The faintest fleeting trace of a smile. “Now, then: before dinner is ready, shall we return to the library and worship at the altar of absinthe—chaste acolytes though it may render us?”
Ferenc stepped back. “Lead the way.”
34
December 8, 1880
Saturday
H. P. MUNCK EXAMINED THEdingy cuff of his frock coat, the edge of which was heavily soiled, and plucked off a bit of flesh clinging to the fabric. He flicked it away with a muttered curse in his native Circassian language. He then turned his attention back to his wooden barrow, grasping the handles in his rough hands. The bundle inside the barrow was not heavy, certainly less than six stone. Munck was relieved it had not started ripening. The professor had left the last bundle too long, and in the heat of the Indian summer, in the close air of the tunnels, it had begun to turn. With the coming of December, the tunnels were nearly as cold as winter’s clay, and the professor’s bundles would not turn as quickly. For that, Munck was grateful.

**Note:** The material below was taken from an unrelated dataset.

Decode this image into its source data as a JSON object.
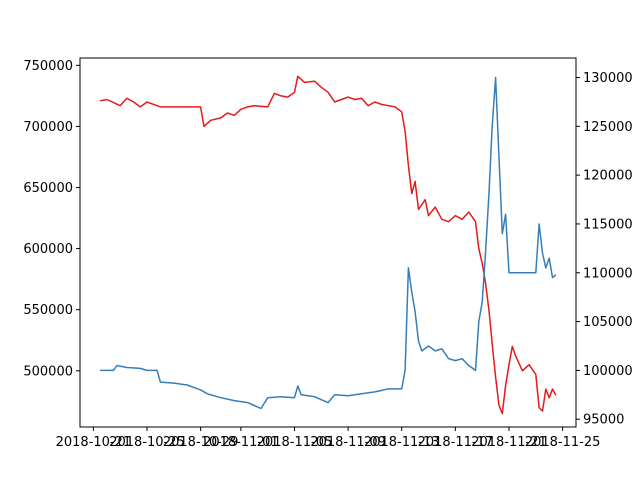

Munck wheeled the barrow along the damp corridor, the wooden wheel creaking with each rotation. At regular intervals, guttering torches set into wrought iron sconces in the brick walls cast feeble yellow light, illuminating the streaks of niter, black mold, and damp that stained the walls. These tunnels lay under what had been a foul alley known as Cow Bay, previously home to an ancient subterranean pumping station dating back to the Collect Pond, during the days of the early Dutch settlers. The waterworks had been shut down and sealed a year ago. This, as the professor had told him, had been a great stroke of good fortune. The professor had had him break through the back wall of a disused coal tunnel that once serviced the building above: Shottum’s Cabinet of Natural Productions and Curiosities, a popular museum of oddities and freaks of nature. That breakthrough gained access to a maze of maintenance tunnels, passageways, and catwalks that had once served the old pumping station, now sealed off from the world above. He had then helped the professor move his laboratory and surgery from the third floor of Shottum’s Cabinet of Curiosities into the reclaimed tunnels.

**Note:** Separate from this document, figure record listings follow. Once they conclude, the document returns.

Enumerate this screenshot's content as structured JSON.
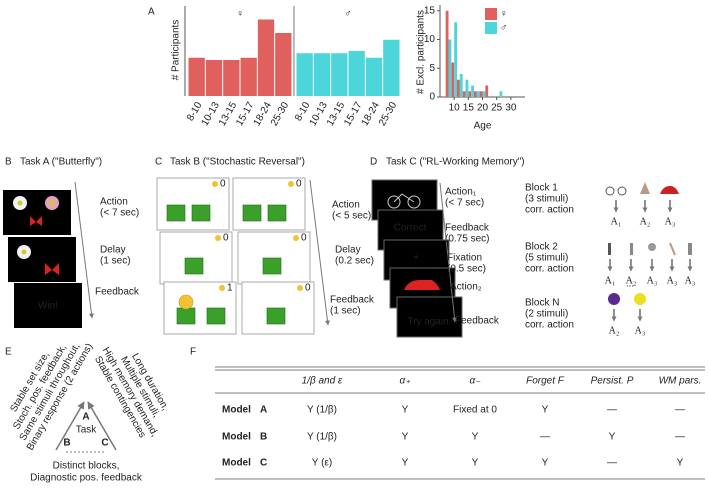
{
  "chart_data": [
    {
      "type": "bar",
      "y_label": "# Participants",
      "categories": [
        "8-10",
        "10-13",
        "13-15",
        "15-17",
        "18-24",
        "25-30"
      ],
      "series": [
        {
          "name": "♀",
          "color": "#e0605e",
          "values": [
            17,
            16,
            16,
            17,
            34,
            28
          ]
        },
        {
          "name": "♂",
          "color": "#4dd6d9",
          "values": [
            19,
            19,
            19,
            20,
            17,
            25
          ]
        }
      ],
      "ylim": [
        0,
        40
      ]
    },
    {
      "type": "bar",
      "y_label": "# Excl. participants",
      "x_label": "Age",
      "x": [
        8,
        10,
        12,
        14,
        16,
        18,
        20,
        22,
        26
      ],
      "series": [
        {
          "name": "♀",
          "color": "#e0605e",
          "values": [
            15,
            6,
            3,
            1,
            1,
            1,
            1,
            2,
            0
          ]
        },
        {
          "name": "♂",
          "color": "#4dd6d9",
          "values": [
            10,
            13,
            4,
            3,
            2,
            1,
            1,
            0,
            1
          ]
        }
      ],
      "xlim": [
        5,
        35
      ],
      "xticks": [
        10,
        15,
        20,
        25,
        30
      ],
      "ylim": [
        0,
        16
      ],
      "yticks": [
        0,
        5,
        10,
        15
      ],
      "legend": "top-right"
    }
  ],
  "panels": {
    "A": {
      "label": "A"
    },
    "B": {
      "label": "B",
      "title": "Task A (\"Butterfly\")",
      "steps": [
        [
          "Action",
          "(< 7 sec)"
        ],
        [
          "Delay",
          "(1 sec)"
        ],
        [
          "Feedback"
        ]
      ],
      "screen_text": "Win!"
    },
    "C": {
      "label": "C",
      "title": "Task B (\"Stochastic Reversal\")",
      "steps": [
        [
          "Action",
          "(< 5 sec)"
        ],
        [
          "Delay",
          "(0.2 sec)"
        ],
        [
          "Feedback",
          "(1 sec)"
        ]
      ],
      "coins": [
        0,
        0,
        0,
        0,
        1,
        0
      ]
    },
    "D": {
      "label": "D",
      "title": "Task C (\"RL-Working Memory\")",
      "steps": [
        [
          "Action₁",
          "(< 7 sec)"
        ],
        [
          "Feedback",
          "(0.75 sec)"
        ],
        [
          "Fixation",
          "(0.5 sec)"
        ],
        [
          "Action₂"
        ],
        [
          "Feedback"
        ]
      ],
      "screen_texts": [
        "Correct",
        "+",
        "Try again"
      ],
      "blocks": [
        {
          "lines": [
            "Block 1",
            "(3 stimuli)",
            "corr. action"
          ],
          "actions": [
            "A₁",
            "A₂",
            "A₃"
          ]
        },
        {
          "lines": [
            "Block 2",
            "(5 stimuli)",
            "corr. action"
          ],
          "actions": [
            "A₁",
            "A₂",
            "A₃",
            "A₃",
            "A₃"
          ]
        },
        {
          "lines": [
            "Block N",
            "(2 stimuli)",
            "corr. action"
          ],
          "actions": [
            "A₂",
            "A₃"
          ]
        }
      ],
      "ellipsis": "..."
    },
    "E": {
      "label": "E",
      "center": "Task",
      "corners": [
        "A",
        "B",
        "C"
      ],
      "left": [
        "Stable set size,",
        "Stoch. pos. feedback,",
        "Same stimuli throughout,",
        "Binary response (2 actions)"
      ],
      "right": [
        "Long duration,",
        "Multiple stimuli,",
        "High memory demand,",
        "Stable contingencies"
      ],
      "bottom": [
        "Distinct blocks,",
        "Diagnostic pos. feedback"
      ]
    },
    "F": {
      "label": "F",
      "columns": [
        "1/β and ε",
        "α₊",
        "α₋",
        "Forget F",
        "Persist. P",
        "WM pars."
      ],
      "rows": [
        {
          "model": "Model",
          "letter": "A",
          "cells": [
            "Y (1/β)",
            "Y",
            "Fixed at 0",
            "Y",
            "—",
            "—"
          ]
        },
        {
          "model": "Model",
          "letter": "B",
          "cells": [
            "Y (1/β)",
            "Y",
            "Y",
            "—",
            "Y",
            "—"
          ]
        },
        {
          "model": "Model",
          "letter": "C",
          "cells": [
            "Y (ε)",
            "Y",
            "Y",
            "Y",
            "—",
            "Y"
          ]
        }
      ]
    }
  }
}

He turned a corner with the barrow, walking slowly. A cluster of wolf spiders scurried away, their eyes pinpoints of light on the dark walls. Munck ignored them and continued pushing the barrow, turning the final corner. Here he passed through the short tunnel he had excavated connecting the coal tunnel to the waterworks, walls and ceiling freshly bricked and vaulted. Now he entered the old coal tunnel that had originally serviced the boiler for Shottum’s Cabinet. He took a torch from the side of the barrow, raised and lit it from the last sconce in the tunnel, then held it up. The flaring light revealed the straight passageway ahead, arched in stone and brick, old lumps of coal strewn along its length. Both sides of the tunnel held a series of arched niches, about three feet across and five high, half of which were crudely bricked up. Water glistened on the walls, and he heard a faint, irregular chorus of drips. Otherwise, all was still.
He took another step, pushing the barrow with one hand while holding the torch in the other, and stopped alongside an unbricked alcove. Here, on the tunnel floor, lay a stack of bricks, a bucket of water, a mixing trough, a burlap bag of mortar, a trowel, and a mortar hoe.

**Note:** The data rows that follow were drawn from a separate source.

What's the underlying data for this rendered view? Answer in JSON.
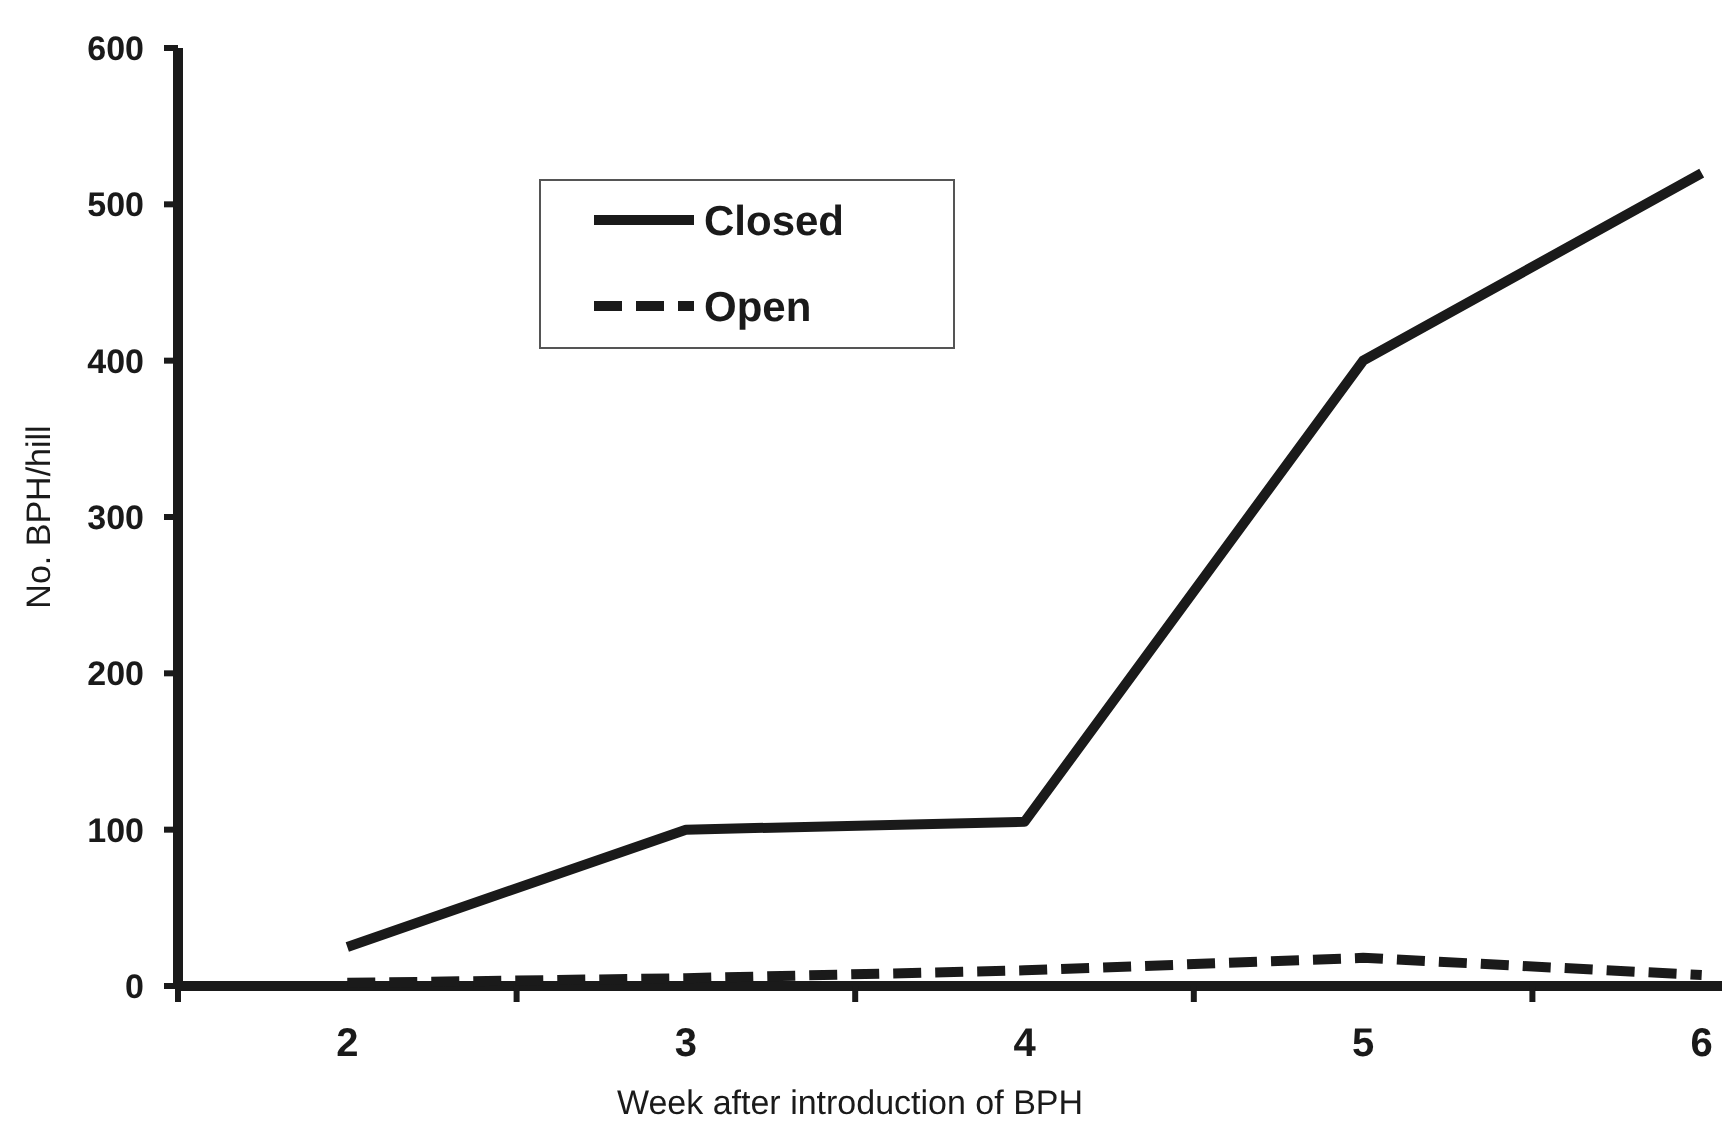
{
  "chart_data": {
    "type": "line",
    "xlabel": "Week after introduction of BPH",
    "ylabel": "No. BPH/hill",
    "categories": [
      "2",
      "3",
      "4",
      "5",
      "6"
    ],
    "series": [
      {
        "name": "Closed",
        "color": "#1a1a1a",
        "values": [
          25,
          100,
          105,
          400,
          520
        ],
        "line_style": "solid"
      },
      {
        "name": "Open",
        "color": "#1a1a1a",
        "values": [
          2,
          5,
          10,
          18,
          7
        ],
        "line_style": "dashed"
      }
    ],
    "ylim": [
      0,
      600
    ],
    "yticks": [
      0,
      100,
      200,
      300,
      400,
      500,
      600
    ],
    "legend": "top left",
    "grid": false,
    "marker": "none"
  }
}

Holding the torch before him, he illuminated the interior of the niche. Two bodies were folded inside, shrouded by surgeon’s sheets, stiffened by the stains that had crept through before drying. The rats had gotten to them—they always did, Munck thought—and chewed through the shrouds in a number of places. One large piece had fallen away to reveal the decomposing remnants of an arm and shoulder, the purple flesh falling from the bones, a bit of rotted lace from the cuff still circling the wrist.